Last couple days I have made a photomosaic web application. I kept is pretty basic. I have a DB with pictures and their mean colors. I divide my main picture in to a set number of squares. I’ll calculate the mean of these squares and compare them to my DB, the closest match will be placed on this square.

II want to improve this process.

  • I’m not comparing with only the mean of the square but I’m going to dive it in to 3 x 3 so my vector changes from 3 to 27 dimensions.

  • Also I trying to figure out how to speed up the process. Now I’m comparing all of the vectors with a linear search. What kind of data structure would be suited for my problem?

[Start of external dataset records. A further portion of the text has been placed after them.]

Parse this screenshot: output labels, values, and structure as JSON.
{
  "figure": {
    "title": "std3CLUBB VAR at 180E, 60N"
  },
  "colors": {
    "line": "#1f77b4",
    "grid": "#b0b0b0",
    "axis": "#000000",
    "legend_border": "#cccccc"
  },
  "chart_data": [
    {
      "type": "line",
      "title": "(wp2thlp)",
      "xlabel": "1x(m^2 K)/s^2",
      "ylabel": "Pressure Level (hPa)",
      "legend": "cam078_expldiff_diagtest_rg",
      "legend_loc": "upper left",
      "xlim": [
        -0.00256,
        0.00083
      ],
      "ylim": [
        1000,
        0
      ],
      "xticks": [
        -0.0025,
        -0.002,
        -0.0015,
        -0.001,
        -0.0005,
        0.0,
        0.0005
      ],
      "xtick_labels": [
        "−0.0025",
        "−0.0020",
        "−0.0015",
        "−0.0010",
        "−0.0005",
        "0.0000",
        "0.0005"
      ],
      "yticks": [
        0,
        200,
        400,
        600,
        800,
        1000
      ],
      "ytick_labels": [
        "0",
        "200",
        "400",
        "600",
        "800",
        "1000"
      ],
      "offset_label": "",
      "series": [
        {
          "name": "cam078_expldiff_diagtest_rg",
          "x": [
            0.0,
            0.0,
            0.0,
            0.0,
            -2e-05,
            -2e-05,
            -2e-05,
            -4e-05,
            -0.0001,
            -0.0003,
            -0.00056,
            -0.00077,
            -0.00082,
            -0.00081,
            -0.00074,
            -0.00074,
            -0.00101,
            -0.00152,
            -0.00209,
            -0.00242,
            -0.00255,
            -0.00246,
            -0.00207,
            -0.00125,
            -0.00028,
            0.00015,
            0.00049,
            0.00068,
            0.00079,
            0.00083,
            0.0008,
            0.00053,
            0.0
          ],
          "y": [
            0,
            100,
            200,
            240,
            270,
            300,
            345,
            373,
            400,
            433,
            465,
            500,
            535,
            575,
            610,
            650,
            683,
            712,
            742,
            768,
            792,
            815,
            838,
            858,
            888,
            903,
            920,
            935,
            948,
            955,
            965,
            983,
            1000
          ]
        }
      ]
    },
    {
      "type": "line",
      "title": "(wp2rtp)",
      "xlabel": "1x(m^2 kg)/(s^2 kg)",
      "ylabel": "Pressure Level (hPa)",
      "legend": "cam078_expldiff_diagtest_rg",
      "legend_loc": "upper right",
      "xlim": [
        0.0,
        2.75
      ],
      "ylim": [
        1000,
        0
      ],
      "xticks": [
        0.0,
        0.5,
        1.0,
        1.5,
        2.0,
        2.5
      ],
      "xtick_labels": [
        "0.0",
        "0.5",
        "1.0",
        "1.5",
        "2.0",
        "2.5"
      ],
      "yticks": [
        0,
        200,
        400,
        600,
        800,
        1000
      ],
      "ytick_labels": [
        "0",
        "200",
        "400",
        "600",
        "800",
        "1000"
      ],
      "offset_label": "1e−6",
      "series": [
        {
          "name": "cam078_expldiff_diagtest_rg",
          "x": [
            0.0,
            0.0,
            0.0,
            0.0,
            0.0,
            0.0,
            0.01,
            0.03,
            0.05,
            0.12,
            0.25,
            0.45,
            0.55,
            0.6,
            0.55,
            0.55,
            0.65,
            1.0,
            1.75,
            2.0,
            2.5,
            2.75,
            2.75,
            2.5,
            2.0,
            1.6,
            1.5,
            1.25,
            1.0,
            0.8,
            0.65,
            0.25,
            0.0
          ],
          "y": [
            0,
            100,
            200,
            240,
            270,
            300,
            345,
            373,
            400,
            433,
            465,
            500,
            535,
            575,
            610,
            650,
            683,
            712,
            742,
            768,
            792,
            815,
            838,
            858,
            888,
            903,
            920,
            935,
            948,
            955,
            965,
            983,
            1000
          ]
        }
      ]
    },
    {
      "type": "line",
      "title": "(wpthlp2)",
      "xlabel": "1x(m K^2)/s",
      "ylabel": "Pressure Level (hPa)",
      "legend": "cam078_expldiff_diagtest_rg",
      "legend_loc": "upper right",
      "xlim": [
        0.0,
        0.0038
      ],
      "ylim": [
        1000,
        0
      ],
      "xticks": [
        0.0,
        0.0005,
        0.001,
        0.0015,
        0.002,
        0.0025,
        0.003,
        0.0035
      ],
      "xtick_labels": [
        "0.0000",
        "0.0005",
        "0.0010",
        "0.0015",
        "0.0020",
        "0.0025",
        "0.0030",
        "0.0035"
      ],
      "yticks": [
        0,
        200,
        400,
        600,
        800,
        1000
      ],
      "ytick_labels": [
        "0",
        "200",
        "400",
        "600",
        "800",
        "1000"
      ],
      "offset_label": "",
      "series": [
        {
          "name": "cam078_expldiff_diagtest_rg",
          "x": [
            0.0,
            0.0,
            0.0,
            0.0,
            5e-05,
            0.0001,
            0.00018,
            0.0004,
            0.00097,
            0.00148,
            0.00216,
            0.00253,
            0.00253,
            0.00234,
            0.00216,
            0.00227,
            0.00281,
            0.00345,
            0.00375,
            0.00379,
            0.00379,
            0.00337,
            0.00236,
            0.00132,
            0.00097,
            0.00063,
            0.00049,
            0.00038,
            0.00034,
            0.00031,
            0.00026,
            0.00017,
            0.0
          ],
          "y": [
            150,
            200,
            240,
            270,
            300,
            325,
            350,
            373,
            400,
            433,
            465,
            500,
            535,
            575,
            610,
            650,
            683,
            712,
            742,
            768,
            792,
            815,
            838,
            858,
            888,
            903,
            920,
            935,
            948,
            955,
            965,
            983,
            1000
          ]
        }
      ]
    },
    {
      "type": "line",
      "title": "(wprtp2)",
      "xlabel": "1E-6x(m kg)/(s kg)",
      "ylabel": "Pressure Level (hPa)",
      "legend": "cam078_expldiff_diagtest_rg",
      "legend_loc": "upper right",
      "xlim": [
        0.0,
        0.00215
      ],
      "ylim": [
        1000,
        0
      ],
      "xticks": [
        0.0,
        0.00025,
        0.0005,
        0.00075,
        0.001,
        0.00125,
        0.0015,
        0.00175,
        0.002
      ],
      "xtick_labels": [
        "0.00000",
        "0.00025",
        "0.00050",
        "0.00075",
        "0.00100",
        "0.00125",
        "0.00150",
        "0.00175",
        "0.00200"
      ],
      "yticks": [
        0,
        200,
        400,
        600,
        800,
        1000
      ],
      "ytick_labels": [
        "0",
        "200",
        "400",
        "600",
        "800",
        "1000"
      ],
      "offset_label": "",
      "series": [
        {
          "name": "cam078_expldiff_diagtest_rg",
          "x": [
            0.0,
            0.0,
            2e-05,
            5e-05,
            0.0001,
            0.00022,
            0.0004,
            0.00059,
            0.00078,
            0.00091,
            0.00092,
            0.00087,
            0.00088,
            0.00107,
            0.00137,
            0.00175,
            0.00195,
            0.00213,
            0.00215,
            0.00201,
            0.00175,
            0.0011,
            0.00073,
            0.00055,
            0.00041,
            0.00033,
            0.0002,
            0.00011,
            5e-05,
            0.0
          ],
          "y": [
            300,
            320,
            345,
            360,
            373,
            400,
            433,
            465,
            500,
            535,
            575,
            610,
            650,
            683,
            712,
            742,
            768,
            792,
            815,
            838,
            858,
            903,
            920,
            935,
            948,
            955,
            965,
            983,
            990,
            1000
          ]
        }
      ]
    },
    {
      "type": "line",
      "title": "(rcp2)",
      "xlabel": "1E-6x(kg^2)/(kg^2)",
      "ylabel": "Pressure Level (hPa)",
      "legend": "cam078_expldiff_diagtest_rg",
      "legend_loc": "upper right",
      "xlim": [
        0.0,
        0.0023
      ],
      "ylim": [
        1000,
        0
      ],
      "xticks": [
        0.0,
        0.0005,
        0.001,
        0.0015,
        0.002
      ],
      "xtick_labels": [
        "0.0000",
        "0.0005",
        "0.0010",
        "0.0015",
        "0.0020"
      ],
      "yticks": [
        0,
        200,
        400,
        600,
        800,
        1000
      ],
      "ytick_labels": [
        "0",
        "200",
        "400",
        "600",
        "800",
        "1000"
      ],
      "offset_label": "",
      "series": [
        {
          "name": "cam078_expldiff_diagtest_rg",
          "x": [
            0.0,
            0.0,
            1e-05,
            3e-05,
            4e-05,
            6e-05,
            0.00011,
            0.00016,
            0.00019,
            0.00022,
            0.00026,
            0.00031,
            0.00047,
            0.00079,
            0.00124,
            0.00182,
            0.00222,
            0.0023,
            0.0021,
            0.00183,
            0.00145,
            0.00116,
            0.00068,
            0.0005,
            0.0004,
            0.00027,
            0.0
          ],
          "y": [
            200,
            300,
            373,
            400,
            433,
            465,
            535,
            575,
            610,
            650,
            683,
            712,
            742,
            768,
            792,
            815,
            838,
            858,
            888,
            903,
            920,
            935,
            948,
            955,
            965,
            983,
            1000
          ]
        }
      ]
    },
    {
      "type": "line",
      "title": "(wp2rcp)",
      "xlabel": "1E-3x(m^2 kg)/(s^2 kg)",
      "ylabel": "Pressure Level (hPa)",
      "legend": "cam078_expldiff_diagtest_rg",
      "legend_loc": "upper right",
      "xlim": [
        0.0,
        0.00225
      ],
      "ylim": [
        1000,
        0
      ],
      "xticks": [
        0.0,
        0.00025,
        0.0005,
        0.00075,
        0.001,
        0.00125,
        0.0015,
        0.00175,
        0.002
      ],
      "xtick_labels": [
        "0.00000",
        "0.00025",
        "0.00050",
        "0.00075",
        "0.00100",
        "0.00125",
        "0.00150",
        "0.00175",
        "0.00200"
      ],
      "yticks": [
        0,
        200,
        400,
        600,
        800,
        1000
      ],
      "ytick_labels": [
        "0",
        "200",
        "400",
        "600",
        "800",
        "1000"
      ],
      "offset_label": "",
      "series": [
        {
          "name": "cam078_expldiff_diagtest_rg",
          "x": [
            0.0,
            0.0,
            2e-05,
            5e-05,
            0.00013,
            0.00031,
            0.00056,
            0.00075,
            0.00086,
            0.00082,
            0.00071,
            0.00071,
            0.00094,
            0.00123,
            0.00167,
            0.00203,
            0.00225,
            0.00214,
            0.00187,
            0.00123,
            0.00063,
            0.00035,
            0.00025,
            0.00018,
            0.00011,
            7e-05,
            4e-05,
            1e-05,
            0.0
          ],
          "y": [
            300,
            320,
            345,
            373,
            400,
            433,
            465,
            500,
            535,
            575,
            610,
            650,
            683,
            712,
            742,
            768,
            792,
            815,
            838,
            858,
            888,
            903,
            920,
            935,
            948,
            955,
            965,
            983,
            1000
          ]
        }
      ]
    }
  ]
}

Let’s say the number of pictures in my DB is always between 1000 & 2000. And I want to find the 15 closest matches.

asked Dec 12 '12 at 05:31

phpeter's gravatar image

phpeter
1122

edited Dec 12 '12 at 06:42


One Answer:

You should look at (approximate) nearest neghbour search algorithms. There are 2 main types of appraches: locality sensitive hashing and various kinds of metric trees (M-tree, KD-ree, spill tree, ball tree, ...). Apart from the links from the wikipedia page, there are implementations for python in scikit & for R on CRAN. However, if you only have <2000 vectors to search through in 27 dimesions, then linear search may be competitive as long as you precompute the 27dim vectors for the images.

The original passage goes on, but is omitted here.